Berlinale Dokumente - "Myanmar Diaries"
Alle Filmemachenden sind stolz, ihre Namen bei der Berlinale zu lesen. Es gibt wohl kaum Größeres. Die Regisseure der Dokumentation "Myanmar Diaries" haben bewusst darauf verzichtet.
Ein Film ohne Credits. Die Macher und Macherinnen der Dokumentation "Myanmar Diaries" bleiben namenlos. Müssen namenlos bleiben. Andernfalls drohen Repressalien. Gefängnis.

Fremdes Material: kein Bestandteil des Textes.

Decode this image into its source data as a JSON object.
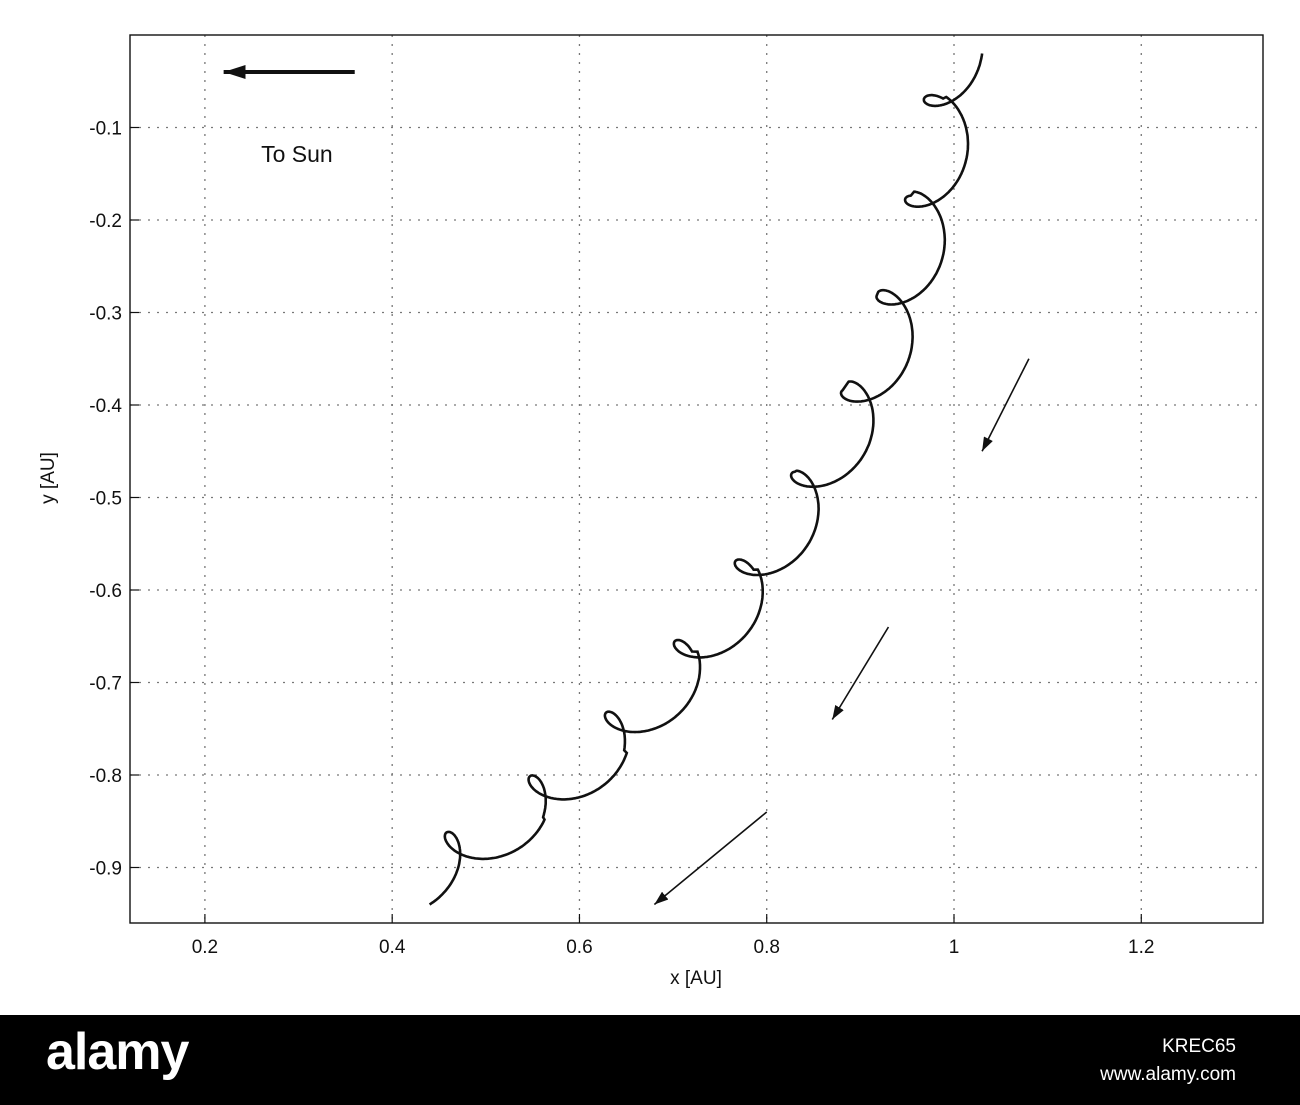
{
  "chart_data": {
    "type": "line",
    "title": "",
    "xlabel": "x [AU]",
    "ylabel": "y [AU]",
    "xlim": [
      0.12,
      1.33
    ],
    "ylim": [
      -0.96,
      0.0
    ],
    "x_ticks": [
      0.2,
      0.4,
      0.6,
      0.8,
      1,
      1.2
    ],
    "x_tick_labels": [
      "0.2",
      "0.4",
      "0.6",
      "0.8",
      "1",
      "1.2"
    ],
    "y_ticks": [
      -0.1,
      -0.2,
      -0.3,
      -0.4,
      -0.5,
      -0.6,
      -0.7,
      -0.8,
      -0.9
    ],
    "y_tick_labels": [
      "-0.1",
      "-0.2",
      "-0.3",
      "-0.4",
      "-0.5",
      "-0.6",
      "-0.7",
      "-0.8",
      "-0.9"
    ],
    "grid": true,
    "series": [
      {
        "guiding_center": [
          {
            "x": 1.03,
            "y": -0.02
          },
          {
            "x": 1.02,
            "y": -0.1
          },
          {
            "x": 1.0,
            "y": -0.2
          },
          {
            "x": 0.97,
            "y": -0.3
          },
          {
            "x": 0.93,
            "y": -0.41
          },
          {
            "x": 0.87,
            "y": -0.51
          },
          {
            "x": 0.8,
            "y": -0.62
          },
          {
            "x": 0.73,
            "y": -0.71
          },
          {
            "x": 0.64,
            "y": -0.8
          },
          {
            "x": 0.55,
            "y": -0.87
          },
          {
            "x": 0.44,
            "y": -0.94
          }
        ],
        "loop_centers": [
          {
            "x": 0.985,
            "y": -0.1
          },
          {
            "x": 0.965,
            "y": -0.195
          },
          {
            "x": 0.935,
            "y": -0.3
          },
          {
            "x": 0.895,
            "y": -0.405
          },
          {
            "x": 0.84,
            "y": -0.51
          },
          {
            "x": 0.775,
            "y": -0.615
          },
          {
            "x": 0.705,
            "y": -0.71
          },
          {
            "x": 0.615,
            "y": -0.795
          },
          {
            "x": 0.52,
            "y": -0.865
          },
          {
            "x": 0.42,
            "y": -0.92
          }
        ]
      }
    ],
    "annotations": [
      {
        "text": "To Sun",
        "x": 0.26,
        "y": -0.04,
        "arrow_from": [
          0.36,
          -0.04
        ],
        "arrow_to": [
          0.22,
          -0.04
        ]
      }
    ],
    "motion_arrows": [
      {
        "from": [
          1.08,
          -0.35
        ],
        "to": [
          1.03,
          -0.45
        ]
      },
      {
        "from": [
          0.93,
          -0.64
        ],
        "to": [
          0.87,
          -0.74
        ]
      },
      {
        "from": [
          0.8,
          -0.84
        ],
        "to": [
          0.68,
          -0.94
        ]
      }
    ]
  },
  "watermark": {
    "logo": "alamy",
    "image_id": "KREC65",
    "url": "www.alamy.com"
  }
}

Der Alltag in Myanmar ist gefährlich - für Künstler:innen noch einmal mehr
Der Alltag in ihrer Heimat Myanmar ist gefährlich. Ohnehin. Für Künstler und Künstlerinnen noch einmal mehr. Die Hälfte aller Filmemacher:innen sitze im Gefängnis, erzählt mir M.N. Wofür diese Initialen stehen, verrät er mir nicht. Wie ich bitte überhaupt nichts Konkretes zu seiner Identität oder auch der des Autorenkollektivs von "Myanmar Diaries" fragen soll.
M.N.: "Unser Autorenkollektiv ist zu allererst eine Gruppe von zehn Menschen, die ähnlich denken. Manche von uns sind befreundet, andere haben sich hier kennengelernt. Ganz unterschiedlich. Wir sind Filmemacher, Journalisten. Vor allem aber sind wir Gleichgesinnte!"

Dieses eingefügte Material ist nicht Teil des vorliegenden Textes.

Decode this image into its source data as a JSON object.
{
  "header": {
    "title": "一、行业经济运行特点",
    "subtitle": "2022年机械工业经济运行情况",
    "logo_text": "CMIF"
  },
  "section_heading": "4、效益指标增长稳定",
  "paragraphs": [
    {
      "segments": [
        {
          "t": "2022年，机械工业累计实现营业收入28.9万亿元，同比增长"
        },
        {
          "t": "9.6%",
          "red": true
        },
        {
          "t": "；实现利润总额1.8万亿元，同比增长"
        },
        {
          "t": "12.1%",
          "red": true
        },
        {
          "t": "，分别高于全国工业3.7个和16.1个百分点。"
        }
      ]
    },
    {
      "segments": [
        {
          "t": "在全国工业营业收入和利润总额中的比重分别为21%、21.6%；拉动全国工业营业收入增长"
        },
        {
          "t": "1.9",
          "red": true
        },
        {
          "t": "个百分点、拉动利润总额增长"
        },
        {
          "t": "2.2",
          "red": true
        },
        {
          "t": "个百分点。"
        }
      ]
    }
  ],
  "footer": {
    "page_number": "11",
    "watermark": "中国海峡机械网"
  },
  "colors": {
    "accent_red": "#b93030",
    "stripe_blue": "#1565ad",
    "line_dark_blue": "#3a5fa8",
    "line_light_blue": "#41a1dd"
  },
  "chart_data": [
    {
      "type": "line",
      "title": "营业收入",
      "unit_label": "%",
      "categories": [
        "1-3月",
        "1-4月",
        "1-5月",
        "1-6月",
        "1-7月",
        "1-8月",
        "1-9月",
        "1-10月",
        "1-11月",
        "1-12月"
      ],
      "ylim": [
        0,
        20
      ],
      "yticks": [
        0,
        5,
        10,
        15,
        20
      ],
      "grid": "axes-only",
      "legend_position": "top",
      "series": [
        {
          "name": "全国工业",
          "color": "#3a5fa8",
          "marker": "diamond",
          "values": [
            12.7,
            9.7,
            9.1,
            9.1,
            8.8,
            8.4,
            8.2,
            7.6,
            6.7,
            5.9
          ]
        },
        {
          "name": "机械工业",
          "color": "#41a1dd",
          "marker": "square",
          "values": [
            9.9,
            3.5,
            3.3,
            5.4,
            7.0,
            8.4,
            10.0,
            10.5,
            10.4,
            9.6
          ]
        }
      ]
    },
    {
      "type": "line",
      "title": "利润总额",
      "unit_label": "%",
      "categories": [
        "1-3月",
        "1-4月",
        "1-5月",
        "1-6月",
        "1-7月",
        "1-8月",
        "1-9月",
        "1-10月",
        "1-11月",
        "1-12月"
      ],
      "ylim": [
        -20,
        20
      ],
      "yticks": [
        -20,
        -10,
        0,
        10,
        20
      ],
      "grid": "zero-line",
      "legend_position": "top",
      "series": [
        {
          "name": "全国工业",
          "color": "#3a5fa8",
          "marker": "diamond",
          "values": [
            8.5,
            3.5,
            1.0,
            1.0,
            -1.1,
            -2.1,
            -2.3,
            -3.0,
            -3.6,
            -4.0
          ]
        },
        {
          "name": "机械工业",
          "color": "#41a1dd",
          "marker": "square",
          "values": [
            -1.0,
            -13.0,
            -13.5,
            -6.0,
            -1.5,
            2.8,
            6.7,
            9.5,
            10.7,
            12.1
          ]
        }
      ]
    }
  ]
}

Ein Langfilm mit ganz unterschiedlichen Geschichten
Gleichgesinnte, die von ihrem Land erzählen wollen. Erzählen müssen. Von dem Wahnsinn, den sie tagtäglich erleben und beobachten. So entstand die Idee, dass jeder eine kurze Geschichte erzählt. Herausgekommen ist ein Langfilm mit ganz unterschiedlichen Geschichten - mal komisch, mal tragisch, autobiografisch, dokumentarisch, mal nüchtern, dann wieder ganz verspielt.
Da ist die Tänzerin, die unbeirrt ihre Tanzschritte vollführt, während im Hintergrund Panzer stehen, immer mehr Militär aufgefahren wird.
Da ist der Blick aus dem Fenster auf die Straße, junge Leute zu Fuß unterwegs. Es fallen Schüsse. Alltag in Myanmar. Jeden kann es treffen.
"Immer mehr Künstler und auch Schauspieler werden gefangen genommen und ins Gefängnis gesteckt. Gerade kürzlich wieder. Warum? Weil sie sich politisch äußern. Weil sie gegen das Regime protestieren. Das ist alles. Das Militär nimmt sich jeden vor, gerade auch die Künstler."
Aus der Angst erkannt zu werden, wird ein stilistisches Mittel
Es fallen keine Namen. Es gibt keine Gesichter in diesem Film. Kunstvoll verstehen es die Filmemacher:innen, auch die Protagonist:innen ihrer Geschichten zu schützen. Es sind Freunde, Familie. So sieht man mehr Körper, erahnt vielleicht das Profil, das versteckt ist hinter Haaren. Aus der Angst erkannt zu werden, wird hier ein stilistisches Mittel.
Es wäre ein leichtes gewesen, allen einfach eine Maske aufzuziehen, sagt M.N., "schließlich haben wir ja Covid. Wir haben es als künstlerische Herausforderung gesehen."
So wie er mir jetzt gegenübersitzt, ein freundlicher Mann, vielleicht Anfang 30, wird er sich den Fernsehkameras bei der Berlinale nicht stellen. Dann werde er sein Gesicht verbergen.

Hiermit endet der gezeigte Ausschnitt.